Dilansir dari Bloomberg Technoz, Selasa (23/4), masuknya Nickel Industries kala itu dengan memanfaatkan sektor nikel di Indonesia yang booming karena Cina,
Publik perlu tahu, saat ini Nickel Industries telah menjelma dari perusahaan Australia yang kurang dikenal menjadi representasi Barat dari raksasa nikel Cina.
Nickel Industries berkat Tsingshan Holding Group Co telah berkembang dari penambang yang relatif kecil menjadi produsen logam terbesar keenam di dunia.

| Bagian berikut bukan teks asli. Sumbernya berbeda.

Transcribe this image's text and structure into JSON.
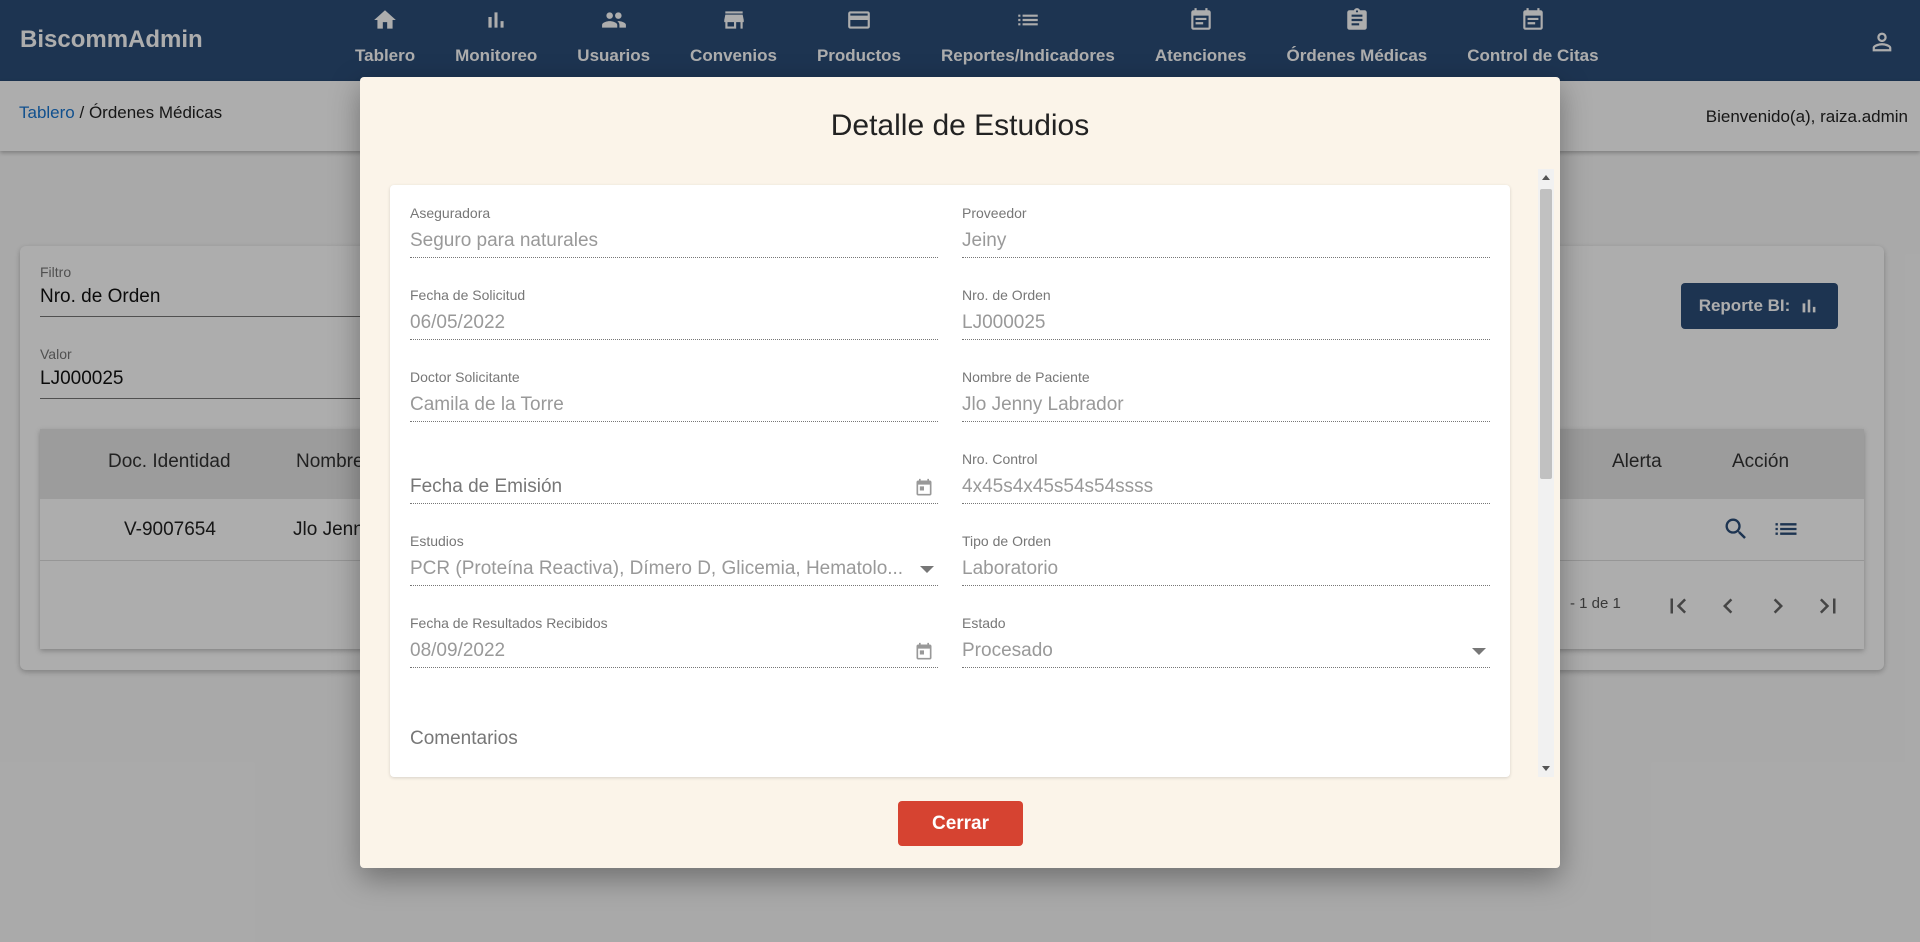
{
  "app": {
    "brand": "BiscommAdmin"
  },
  "nav": [
    {
      "label": "Tablero",
      "icon": "home-icon"
    },
    {
      "label": "Monitoreo",
      "icon": "bar-chart-icon"
    },
    {
      "label": "Usuarios",
      "icon": "people-icon"
    },
    {
      "label": "Convenios",
      "icon": "store-icon"
    },
    {
      "label": "Productos",
      "icon": "credit-card-icon"
    },
    {
      "label": "Reportes/Indicadores",
      "icon": "list-icon"
    },
    {
      "label": "Atenciones",
      "icon": "event-note-icon"
    },
    {
      "label": "Órdenes Médicas",
      "icon": "clipboard-icon"
    },
    {
      "label": "Control de Citas",
      "icon": "event-note-icon"
    }
  ],
  "breadcrumb": {
    "root": "Tablero",
    "separator": " / ",
    "current": "Órdenes Médicas"
  },
  "welcome": "Bienvenido(a), raiza.admin",
  "filter": {
    "filter_label": "Filtro",
    "filter_value": "Nro. de Orden",
    "value_label": "Valor",
    "value_value": "LJ000025"
  },
  "report_button": {
    "label": "Reporte BI:",
    "icon": "bar-chart-icon"
  },
  "table": {
    "headers": {
      "doc": "Doc. Identidad",
      "name": "Nombre",
      "alert": "Alerta",
      "action": "Acción"
    },
    "row": {
      "doc": "V-9007654",
      "name": "Jlo Jenny Labrador"
    },
    "row_actions": [
      "search-icon",
      "list-icon"
    ],
    "range": "- 1 de 1"
  },
  "dialog": {
    "title": "Detalle de Estudios",
    "fields": {
      "aseguradora": {
        "label": "Aseguradora",
        "value": "Seguro para naturales"
      },
      "proveedor": {
        "label": "Proveedor",
        "value": "Jeiny"
      },
      "fecha_solicitud": {
        "label": "Fecha de Solicitud",
        "value": "06/05/2022"
      },
      "nro_orden": {
        "label": "Nro. de Orden",
        "value": "LJ000025"
      },
      "doctor": {
        "label": "Doctor Solicitante",
        "value": "Camila de la Torre"
      },
      "paciente": {
        "label": "Nombre de Paciente",
        "value": "Jlo Jenny Labrador"
      },
      "fecha_emision": {
        "label": "",
        "value": "Fecha de Emisión"
      },
      "nro_control": {
        "label": "Nro. Control",
        "value": "4x45s4x45s54s54ssss"
      },
      "estudios": {
        "label": "Estudios",
        "value": "PCR (Proteína Reactiva), Dímero D, Glicemia, Hematolo..."
      },
      "tipo_orden": {
        "label": "Tipo de Orden",
        "value": "Laboratorio"
      },
      "fecha_resultados": {
        "label": "Fecha de Resultados Recibidos",
        "value": "08/09/2022"
      },
      "estado": {
        "label": "Estado",
        "value": "Procesado"
      }
    },
    "comments_label": "Comentarios",
    "close_label": "Cerrar"
  },
  "colors": {
    "topbar": "#2b4d78",
    "dialog_bg": "#fbf4e9",
    "close_button": "#d64331",
    "link": "#1976d2"
  }
}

Mereka saat ini menghasilkan produk mulai dari baterai hingga baja nirkarat dalam waktu kurang dari satu dekade.
Bloomberg Technoz menulis, perusahaan yang dimiliki oleh miliarder Xiang Guangda itu telah membangun pabrik peleburan untuk perusahaan Australia tersebut dengan kecepatan dan biaya yang memberikan keunggulan dibandingkan dengan pesaingnya.
Sebagai imbalannya, Nickel Industries memberikan Tsingshan, yang sangat bergantung pada pasar Cina,akses ke investor Barat.

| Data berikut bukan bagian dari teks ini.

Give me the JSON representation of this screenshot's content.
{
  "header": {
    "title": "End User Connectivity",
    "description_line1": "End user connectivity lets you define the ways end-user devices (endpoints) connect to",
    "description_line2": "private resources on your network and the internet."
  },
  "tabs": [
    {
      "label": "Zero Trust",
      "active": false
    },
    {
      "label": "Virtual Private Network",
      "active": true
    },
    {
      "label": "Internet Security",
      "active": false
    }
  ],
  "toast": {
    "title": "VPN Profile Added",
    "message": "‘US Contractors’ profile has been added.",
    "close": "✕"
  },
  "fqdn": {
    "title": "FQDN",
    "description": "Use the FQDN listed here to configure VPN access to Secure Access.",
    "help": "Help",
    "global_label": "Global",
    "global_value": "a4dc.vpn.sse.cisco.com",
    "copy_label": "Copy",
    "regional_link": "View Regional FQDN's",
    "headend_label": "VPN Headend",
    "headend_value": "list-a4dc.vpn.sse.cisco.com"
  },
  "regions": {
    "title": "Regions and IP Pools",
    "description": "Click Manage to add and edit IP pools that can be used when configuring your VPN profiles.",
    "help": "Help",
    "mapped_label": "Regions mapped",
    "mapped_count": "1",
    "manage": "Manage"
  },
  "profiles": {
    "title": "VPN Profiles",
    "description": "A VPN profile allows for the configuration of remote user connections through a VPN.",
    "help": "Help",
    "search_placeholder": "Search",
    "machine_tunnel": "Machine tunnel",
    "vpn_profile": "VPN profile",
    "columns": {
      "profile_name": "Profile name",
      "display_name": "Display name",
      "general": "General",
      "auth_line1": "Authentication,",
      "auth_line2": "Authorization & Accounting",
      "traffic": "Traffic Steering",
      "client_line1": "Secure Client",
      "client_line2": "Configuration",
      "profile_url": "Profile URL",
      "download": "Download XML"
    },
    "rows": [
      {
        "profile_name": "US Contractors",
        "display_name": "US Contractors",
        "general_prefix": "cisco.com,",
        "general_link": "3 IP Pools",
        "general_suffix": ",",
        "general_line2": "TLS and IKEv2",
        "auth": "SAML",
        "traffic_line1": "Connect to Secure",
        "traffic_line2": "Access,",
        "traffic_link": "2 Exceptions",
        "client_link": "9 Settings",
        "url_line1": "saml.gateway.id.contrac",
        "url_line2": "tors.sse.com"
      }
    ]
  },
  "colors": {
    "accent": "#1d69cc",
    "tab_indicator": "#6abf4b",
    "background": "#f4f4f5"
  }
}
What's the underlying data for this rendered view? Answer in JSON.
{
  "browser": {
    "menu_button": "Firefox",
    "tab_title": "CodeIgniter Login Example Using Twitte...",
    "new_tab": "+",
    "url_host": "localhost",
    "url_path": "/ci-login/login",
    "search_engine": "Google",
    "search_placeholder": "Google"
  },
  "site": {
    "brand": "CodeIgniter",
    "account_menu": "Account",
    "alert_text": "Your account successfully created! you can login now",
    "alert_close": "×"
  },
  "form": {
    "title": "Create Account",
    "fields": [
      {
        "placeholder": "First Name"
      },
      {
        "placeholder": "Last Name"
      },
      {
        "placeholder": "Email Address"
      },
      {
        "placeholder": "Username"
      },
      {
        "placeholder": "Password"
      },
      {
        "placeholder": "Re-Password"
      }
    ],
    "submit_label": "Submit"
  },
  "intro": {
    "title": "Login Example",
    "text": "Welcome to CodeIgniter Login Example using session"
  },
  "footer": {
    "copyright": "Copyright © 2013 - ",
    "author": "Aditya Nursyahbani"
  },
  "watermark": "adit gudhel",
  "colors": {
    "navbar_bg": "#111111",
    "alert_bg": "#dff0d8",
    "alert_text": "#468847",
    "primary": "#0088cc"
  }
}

Hal ini pun kemudian dimanfaatkan oleh perusahaan Cina untuk mendapatkan kembali modal yang telah dikucurkan ke Indonesia dan potensi Cina untuk masuk ke pasar kendaraan listrik AS melalui ‘pintu belakang’.
Angela Durrant, analis logam dasar utama di konsultan CRU Group, bilang, “Mereka menyadari bahwa mereka harus mampu menjual ke pasar lain. Mereka ingin bisa mengatakan bahwa yang keluar bukan produk Cina.”
Bloomberg Technoz lalu mengungkapkan bahwa bagi Nickel Industries, hubungan dengan raksasa Cina ini adalah pedang bermata dua.
Catatan mereka, meskipun perusahaan-perusahaan Cina yang dipimpin oleh Tsingshan mendominasi hilirisasi nikel di Indonesia, beberapa perusahaan dan investor Barat khawatir akan ketergantungan pada perusahaan-perusahaan tersebut.
Sekedar informasi, di luar ketegangan geopolitik antara Beijing dan Washington, banyak perusahaan masih melihat Indonesia, yang menyumbang lebih dari setengah produksi nikel global, sebagai tempat yang berisiko untuk berinvestasi.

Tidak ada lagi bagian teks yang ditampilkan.